In the International Labour Organisation's May 2014 report, Profit and Poverty: The Economics of Forced Labour, it is estimated that $150bn (£892m) in profits is generated annually from forced labour. Hundreds of billions of dollars more are generated by child labourers and other workers who are exploited in severely harmful and abusive conditions.
On average, a forced labourer generates about $8,000 profit annually for his or her exploiters. I calculate the average one-off cost of a slave today is $450. The transformation of the global slave trade from a high-cost, slow-recruitment business to a low-cost, rapid-recruitment one is driving criminal interest in trafficking and slavery, which is why it is permeating every corner of the global economy.

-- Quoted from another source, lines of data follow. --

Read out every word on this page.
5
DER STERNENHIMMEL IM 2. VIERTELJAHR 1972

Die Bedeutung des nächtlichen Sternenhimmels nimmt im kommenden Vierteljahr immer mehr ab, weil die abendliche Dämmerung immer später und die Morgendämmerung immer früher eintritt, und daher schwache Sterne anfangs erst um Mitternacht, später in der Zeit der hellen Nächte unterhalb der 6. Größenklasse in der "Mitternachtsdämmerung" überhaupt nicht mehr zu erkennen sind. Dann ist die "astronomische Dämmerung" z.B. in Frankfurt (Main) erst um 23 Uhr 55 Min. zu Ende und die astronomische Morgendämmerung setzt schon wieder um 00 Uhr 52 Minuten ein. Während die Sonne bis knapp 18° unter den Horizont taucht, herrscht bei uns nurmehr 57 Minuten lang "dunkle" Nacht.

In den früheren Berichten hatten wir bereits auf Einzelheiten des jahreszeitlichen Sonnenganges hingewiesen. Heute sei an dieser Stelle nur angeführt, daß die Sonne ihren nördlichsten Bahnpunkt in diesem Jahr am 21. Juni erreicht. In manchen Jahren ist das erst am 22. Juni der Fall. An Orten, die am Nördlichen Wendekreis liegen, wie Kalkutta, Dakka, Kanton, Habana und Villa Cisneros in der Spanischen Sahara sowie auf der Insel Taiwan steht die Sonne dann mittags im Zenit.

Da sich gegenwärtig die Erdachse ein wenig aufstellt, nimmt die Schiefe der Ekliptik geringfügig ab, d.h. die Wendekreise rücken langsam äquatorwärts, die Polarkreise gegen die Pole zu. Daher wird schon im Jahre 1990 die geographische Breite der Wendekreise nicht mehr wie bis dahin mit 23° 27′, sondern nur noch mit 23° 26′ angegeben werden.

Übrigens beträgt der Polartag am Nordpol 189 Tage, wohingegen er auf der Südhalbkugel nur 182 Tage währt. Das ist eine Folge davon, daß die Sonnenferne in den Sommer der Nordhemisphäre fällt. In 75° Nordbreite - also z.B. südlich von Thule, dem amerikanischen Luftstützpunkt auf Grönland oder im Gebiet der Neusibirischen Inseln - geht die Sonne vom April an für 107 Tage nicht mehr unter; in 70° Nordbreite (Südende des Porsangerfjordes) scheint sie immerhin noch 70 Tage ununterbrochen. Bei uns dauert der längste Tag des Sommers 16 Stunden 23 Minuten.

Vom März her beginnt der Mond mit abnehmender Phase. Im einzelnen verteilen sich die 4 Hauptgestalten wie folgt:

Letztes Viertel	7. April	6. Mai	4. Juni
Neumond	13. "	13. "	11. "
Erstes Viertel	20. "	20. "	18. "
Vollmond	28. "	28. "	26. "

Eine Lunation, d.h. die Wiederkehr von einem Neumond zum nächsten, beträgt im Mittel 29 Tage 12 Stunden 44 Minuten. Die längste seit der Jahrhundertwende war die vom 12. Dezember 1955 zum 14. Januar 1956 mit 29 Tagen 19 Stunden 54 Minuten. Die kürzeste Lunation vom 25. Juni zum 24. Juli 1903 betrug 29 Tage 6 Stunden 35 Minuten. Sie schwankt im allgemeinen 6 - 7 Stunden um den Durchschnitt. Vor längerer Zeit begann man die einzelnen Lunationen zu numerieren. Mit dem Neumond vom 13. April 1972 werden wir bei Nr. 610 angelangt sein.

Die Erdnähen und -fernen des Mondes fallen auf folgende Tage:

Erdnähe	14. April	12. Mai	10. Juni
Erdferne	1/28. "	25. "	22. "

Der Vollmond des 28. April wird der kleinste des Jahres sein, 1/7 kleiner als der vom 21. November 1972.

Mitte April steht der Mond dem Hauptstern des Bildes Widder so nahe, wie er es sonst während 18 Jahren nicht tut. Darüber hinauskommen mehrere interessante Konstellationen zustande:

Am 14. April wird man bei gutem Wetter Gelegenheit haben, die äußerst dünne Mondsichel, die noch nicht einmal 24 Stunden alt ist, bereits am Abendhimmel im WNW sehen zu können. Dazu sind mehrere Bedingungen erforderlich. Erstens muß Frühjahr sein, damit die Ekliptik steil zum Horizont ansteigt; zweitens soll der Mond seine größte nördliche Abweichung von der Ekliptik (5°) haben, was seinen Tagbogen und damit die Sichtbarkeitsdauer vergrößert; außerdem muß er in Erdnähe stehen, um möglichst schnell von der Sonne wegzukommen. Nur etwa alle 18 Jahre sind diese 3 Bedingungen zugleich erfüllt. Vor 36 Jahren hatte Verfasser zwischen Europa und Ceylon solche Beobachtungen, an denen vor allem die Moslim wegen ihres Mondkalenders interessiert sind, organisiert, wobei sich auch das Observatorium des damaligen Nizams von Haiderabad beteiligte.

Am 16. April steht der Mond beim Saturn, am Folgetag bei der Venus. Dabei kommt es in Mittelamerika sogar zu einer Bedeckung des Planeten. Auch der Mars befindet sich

These profits feed into every level of a commodity's supply chain - from the local factory owner, to the middlemen and wholesalers, all the way to retailers in developed economies seeking to be competitive on price for consumers who demand the lowest cost possible. The vulnerable and desperate of the world have become an expendable sub-class of people whose labour is extracted in slave-like conditions in order to feed cheap goods - from seafood and rice to tea and coffee, minerals and apparel to mobile phones and commercial sex - into the global economy.